High employee turnover rate in Malaysia’s retail industry has become a major issue that needs to be addressed. This study determines the levels of job satisfaction, organizational commitment, and turnover intention of employees in a retail company in Malaysia. The relationships between job satisfaction and organizational commitment on turnover intention are also investigated. A questionnaire was developed using Job Descriptive Index, Organizational Commitment Questionnaire, and Lee and Mowday’s turnover intention items and data were collected from 62 respondents. The findings suggested that the respondents were moderately satisfied with job satisfaction facets such as promotion, work itself, co-workers, and supervisors but were unsatisfied with salary.

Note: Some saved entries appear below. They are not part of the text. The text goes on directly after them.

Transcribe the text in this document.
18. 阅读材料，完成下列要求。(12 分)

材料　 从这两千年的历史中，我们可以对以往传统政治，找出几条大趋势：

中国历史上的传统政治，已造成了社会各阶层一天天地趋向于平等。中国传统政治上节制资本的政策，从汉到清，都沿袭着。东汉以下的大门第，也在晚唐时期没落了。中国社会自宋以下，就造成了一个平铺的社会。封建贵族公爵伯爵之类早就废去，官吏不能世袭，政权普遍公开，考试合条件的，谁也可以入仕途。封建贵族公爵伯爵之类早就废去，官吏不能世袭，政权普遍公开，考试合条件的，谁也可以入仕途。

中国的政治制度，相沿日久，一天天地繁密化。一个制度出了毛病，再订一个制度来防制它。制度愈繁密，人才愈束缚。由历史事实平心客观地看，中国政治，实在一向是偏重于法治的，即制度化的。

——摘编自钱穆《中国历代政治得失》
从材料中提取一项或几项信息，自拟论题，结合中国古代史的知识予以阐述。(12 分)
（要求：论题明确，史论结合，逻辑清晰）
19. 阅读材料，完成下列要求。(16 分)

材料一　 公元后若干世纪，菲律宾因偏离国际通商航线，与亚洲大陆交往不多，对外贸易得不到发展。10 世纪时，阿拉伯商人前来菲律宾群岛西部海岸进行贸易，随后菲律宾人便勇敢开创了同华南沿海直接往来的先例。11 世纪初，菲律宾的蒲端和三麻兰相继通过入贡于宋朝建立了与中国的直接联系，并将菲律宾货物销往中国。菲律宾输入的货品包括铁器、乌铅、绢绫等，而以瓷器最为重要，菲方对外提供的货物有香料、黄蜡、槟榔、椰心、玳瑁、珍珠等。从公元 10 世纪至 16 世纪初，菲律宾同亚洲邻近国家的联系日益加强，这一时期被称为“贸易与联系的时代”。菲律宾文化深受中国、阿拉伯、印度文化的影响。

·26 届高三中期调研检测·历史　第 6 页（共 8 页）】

They also had moderate commitment level with considerably high intention to leave the organization. All satisfaction facets (except for co-workers) and organizational commitment were significantly and negatively related to turnover intention. Based on the findings, retention strategies of retail employees were proposed.

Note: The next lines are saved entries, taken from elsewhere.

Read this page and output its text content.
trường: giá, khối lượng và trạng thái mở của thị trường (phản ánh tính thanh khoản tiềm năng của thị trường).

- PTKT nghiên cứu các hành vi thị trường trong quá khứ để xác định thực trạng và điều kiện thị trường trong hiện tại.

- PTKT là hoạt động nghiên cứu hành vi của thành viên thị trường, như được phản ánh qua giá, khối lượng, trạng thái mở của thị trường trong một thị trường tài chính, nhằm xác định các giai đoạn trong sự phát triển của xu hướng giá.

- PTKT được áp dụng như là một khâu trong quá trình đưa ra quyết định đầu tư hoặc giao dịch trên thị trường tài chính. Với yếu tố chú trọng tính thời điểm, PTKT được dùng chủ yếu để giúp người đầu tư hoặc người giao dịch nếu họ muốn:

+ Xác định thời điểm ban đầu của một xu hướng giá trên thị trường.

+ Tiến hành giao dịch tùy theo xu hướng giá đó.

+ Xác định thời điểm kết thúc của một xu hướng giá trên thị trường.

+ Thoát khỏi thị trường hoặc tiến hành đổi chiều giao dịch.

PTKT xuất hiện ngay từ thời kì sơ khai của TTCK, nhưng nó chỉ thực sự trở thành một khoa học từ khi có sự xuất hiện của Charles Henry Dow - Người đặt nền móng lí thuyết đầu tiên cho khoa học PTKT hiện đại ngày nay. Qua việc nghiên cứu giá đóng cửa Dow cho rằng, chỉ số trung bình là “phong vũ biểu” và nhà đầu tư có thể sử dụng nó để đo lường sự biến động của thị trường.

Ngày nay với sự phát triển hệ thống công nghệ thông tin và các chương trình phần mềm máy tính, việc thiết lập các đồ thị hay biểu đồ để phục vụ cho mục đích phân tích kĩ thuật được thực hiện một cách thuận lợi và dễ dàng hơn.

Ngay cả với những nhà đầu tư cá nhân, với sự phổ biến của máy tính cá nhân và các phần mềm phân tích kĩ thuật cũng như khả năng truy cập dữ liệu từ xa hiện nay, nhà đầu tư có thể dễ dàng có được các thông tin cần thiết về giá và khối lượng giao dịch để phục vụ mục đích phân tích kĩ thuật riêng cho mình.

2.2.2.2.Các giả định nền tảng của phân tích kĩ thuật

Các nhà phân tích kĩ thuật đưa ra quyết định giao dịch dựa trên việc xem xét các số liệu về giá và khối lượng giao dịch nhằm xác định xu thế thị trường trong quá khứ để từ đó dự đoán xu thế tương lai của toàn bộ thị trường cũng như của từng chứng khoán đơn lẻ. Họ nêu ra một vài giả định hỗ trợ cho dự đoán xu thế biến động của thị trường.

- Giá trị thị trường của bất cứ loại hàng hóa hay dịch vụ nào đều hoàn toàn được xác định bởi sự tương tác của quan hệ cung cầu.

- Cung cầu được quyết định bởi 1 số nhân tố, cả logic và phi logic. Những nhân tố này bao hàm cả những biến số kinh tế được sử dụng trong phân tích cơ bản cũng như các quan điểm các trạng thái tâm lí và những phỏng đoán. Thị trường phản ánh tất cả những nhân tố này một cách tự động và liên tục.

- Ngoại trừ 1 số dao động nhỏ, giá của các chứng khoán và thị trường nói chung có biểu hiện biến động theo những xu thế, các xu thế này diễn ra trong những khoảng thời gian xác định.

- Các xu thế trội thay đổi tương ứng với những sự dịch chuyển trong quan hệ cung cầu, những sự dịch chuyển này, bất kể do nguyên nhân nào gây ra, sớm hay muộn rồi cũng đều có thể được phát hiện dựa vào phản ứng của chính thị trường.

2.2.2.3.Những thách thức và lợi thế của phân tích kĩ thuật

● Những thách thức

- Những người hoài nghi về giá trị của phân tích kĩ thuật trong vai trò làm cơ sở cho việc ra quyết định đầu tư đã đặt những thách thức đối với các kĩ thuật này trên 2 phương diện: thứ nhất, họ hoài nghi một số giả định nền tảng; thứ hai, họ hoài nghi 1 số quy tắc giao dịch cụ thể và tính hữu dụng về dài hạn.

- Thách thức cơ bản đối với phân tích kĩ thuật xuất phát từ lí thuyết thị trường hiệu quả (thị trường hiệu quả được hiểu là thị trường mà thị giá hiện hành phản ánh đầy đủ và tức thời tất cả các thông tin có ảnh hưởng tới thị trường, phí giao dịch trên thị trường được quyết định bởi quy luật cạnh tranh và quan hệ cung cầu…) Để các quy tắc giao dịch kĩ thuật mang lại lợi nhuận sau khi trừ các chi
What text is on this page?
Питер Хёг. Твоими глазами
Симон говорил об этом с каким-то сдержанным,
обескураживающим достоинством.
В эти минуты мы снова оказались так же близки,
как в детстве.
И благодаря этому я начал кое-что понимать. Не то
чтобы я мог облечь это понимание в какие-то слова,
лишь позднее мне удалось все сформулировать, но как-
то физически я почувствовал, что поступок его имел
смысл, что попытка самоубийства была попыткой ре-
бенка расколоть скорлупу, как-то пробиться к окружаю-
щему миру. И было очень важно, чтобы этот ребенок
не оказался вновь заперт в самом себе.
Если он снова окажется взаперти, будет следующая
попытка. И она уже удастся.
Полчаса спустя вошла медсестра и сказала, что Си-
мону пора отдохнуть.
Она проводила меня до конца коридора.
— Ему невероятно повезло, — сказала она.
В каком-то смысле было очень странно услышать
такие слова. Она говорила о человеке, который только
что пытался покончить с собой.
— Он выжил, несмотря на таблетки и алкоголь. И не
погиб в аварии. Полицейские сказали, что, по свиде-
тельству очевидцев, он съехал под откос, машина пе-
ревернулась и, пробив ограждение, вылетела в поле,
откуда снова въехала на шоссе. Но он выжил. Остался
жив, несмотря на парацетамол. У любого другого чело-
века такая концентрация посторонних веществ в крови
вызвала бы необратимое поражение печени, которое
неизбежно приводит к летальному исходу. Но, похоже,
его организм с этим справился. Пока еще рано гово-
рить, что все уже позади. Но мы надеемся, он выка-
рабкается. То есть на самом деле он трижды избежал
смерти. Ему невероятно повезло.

HIGH employee turnover rate has increasingly been an issue of interest to both practitioners and academicians, not just in developed countries but also in the developing countries. Concerns over the issue have valid ground if one observes the reported statistics on turnover rates. In the United States for example, employee turnover has been seen as a national workplace crisis. The overall number of voluntary turnover (measure of workers’ willingness or ability to change jobs) was 2.1 million in April 2012, up from 1.8 million at the end of the recession in June 2009 . In 2004, annual employee turnover rate in Malaysia was reported as approximately 16% . A more recent statistics based on the Hewitt Total Compensation Management Survey, the average employee turnover rate in Malaysia was 18% in 2007 .

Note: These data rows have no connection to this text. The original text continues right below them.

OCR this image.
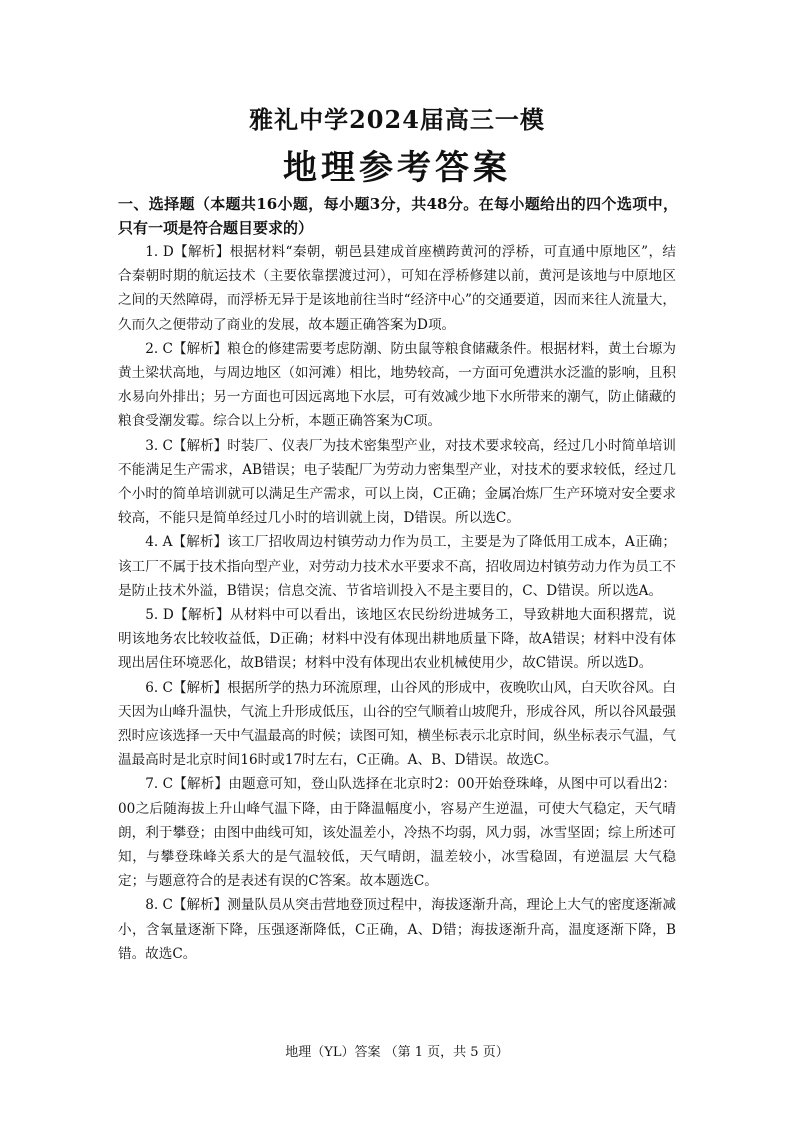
雅礼中学2024届高三一模
地理参考答案
一、选择题（本题共16小题，每小题3分，共48分。在每小题给出的四个选项中，只有一项是符合题目要求的）

1. D【解析】根据材料“秦朝，朝邑县建成首座横跨黄河的浮桥，可直通中原地区”，结合秦朝时期的航运技术（主要依靠摆渡过河），可知在浮桥修建以前，黄河是该地与中原地区之间的天然障碍，而浮桥无异于是该地前往当时“经济中心”的交通要道，因而来往人流量大，久而久之便带动了商业的发展，故本题正确答案为D项。

2. C【解析】粮仓的修建需要考虑防潮、防虫鼠等粮食储藏条件。根据材料，黄土台塬为黄土梁状高地，与周边地区（如河滩）相比，地势较高，一方面可免遭洪水泛滥的影响，且积水易向外排出；另一方面也可因远离地下水层，可有效减少地下水所带来的潮气，防止储藏的粮食受潮发霉。综合以上分析，本题正确答案为C项。

3. C【解析】时装厂、仪表厂为技术密集型产业，对技术要求较高，经过几小时简单培训不能满足生产需求，AB错误；电子装配厂为劳动力密集型产业，对技术的要求较低，经过几个小时的简单培训就可以满足生产需求，可以上岗，C正确；金属冶炼厂生产环境对安全要求较高，不能只是简单经过几小时的培训就上岗，D错误。所以选C。

4. A【解析】该工厂招收周边村镇劳动力作为员工，主要是为了降低用工成本，A正确；该工厂不属于技术指向型产业，对劳动力技术水平要求不高，招收周边村镇劳动力作为员工不是防止技术外溢，B错误；信息交流、节省培训投入不是主要目的，C、D错误。所以选A。

5. D【解析】从材料中可以看出，该地区农民纷纷进城务工，导致耕地大面积撂荒，说明该地务农比较收益低，D正确；材料中没有体现出耕地质量下降，故A错误；材料中没有体现出居住环境恶化，故B错误；材料中没有体现出农业机械使用少，故C错误。所以选D。

6. C【解析】根据所学的热力环流原理，山谷风的形成中，夜晚吹山风，白天吹谷风。白天因为山峰升温快，气流上升形成低压，山谷的空气顺着山坡爬升，形成谷风，所以谷风最强烈时应该选择一天中气温最高的时候；读图可知，横坐标表示北京时间，纵坐标表示气温，气温最高时是北京时间16时或17时左右，C正确。A、B、D错误。故选C。

7. C【解析】由题意可知，登山队选择在北京时2：00开始登珠峰，从图中可以看出2：00之后随海拔上升山峰气温下降，由于降温幅度小，容易产生逆温，可使大气稳定，天气晴朗，利于攀登；由图中曲线可知，该处温差小，冷热不均弱，风力弱，冰雪坚固；综上所述可知，与攀登珠峰关系大的是气温较低，天气晴朗，温差较小，冰雪稳固，有逆温层 大气稳定；与题意符合的是表述有误的C答案。故本题选C。

8. C【解析】测量队员从突击营地登顶过程中，海拔逐渐升高，理论上大气的密度逐渐减小，含氧量逐渐下降，压强逐渐降低，C正确，A、D错；海拔逐渐升高，温度逐渐下降，B错。故选C。

地理（YL）答案 （第 1 页，共 5 页）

From the perspective of human resource management, high turnover rate is a serious issue due to several reasons. First, high turnover rate has financial consequences. When employees leave, recruiting, selecting, and training of new employees are necessary. Replacing a full-time, private-sector worker may likely to cost 25% of his or her total annual compensation . Second, employee turnover may disrupt company’s productivity and thus performance, especially when it involves critical positions in organizations. High turnover also fosters a sense of discontinuity in the workplace hence unsettling managers and employees. Companies that are not able to reduce their employee turnover figure will likely lose their competitiveness in the long run . Due to these detrimental consequences, it is therefore crucial for organizations to better understand the factors contributing to employee turnover in organizations.
This study examined the level of job satisfaction, organizational commitment, and turnover intention among employees in the retail setting. Also investigated were the effects of job satisfaction and organizational commitment on turnover intention. The intention was to investigate whether job satisfaction and organizational commitment are significant variables in influencing intention to quit among employees in the retail setting.
Overall, the findings provided empirical support that satisfaction with salary, promotion, superior, and the work itself has a significant influence on turnover intention. Interestingly though, satisfaction with the co-workers was found not to be associated with turnover intention. In addition, along with many other studies, organizational commitment has been found to be associated with turnover intention. The findings thus have contributed to addressing retail employees’ retention challenges by identifying factors influencing their turnover intention.
Several recommendations related to human resource practices have been proposed. This study is subject to limitation in terms of sample size and unit of analysis (only one company), thus the findings may not be generalized to other retail employees. Studies of similar nature using bigger number of respondents in various retail companies may provide further insight into how to manage and perhaps reduce this growing concern of voluntary turnover in the retail context.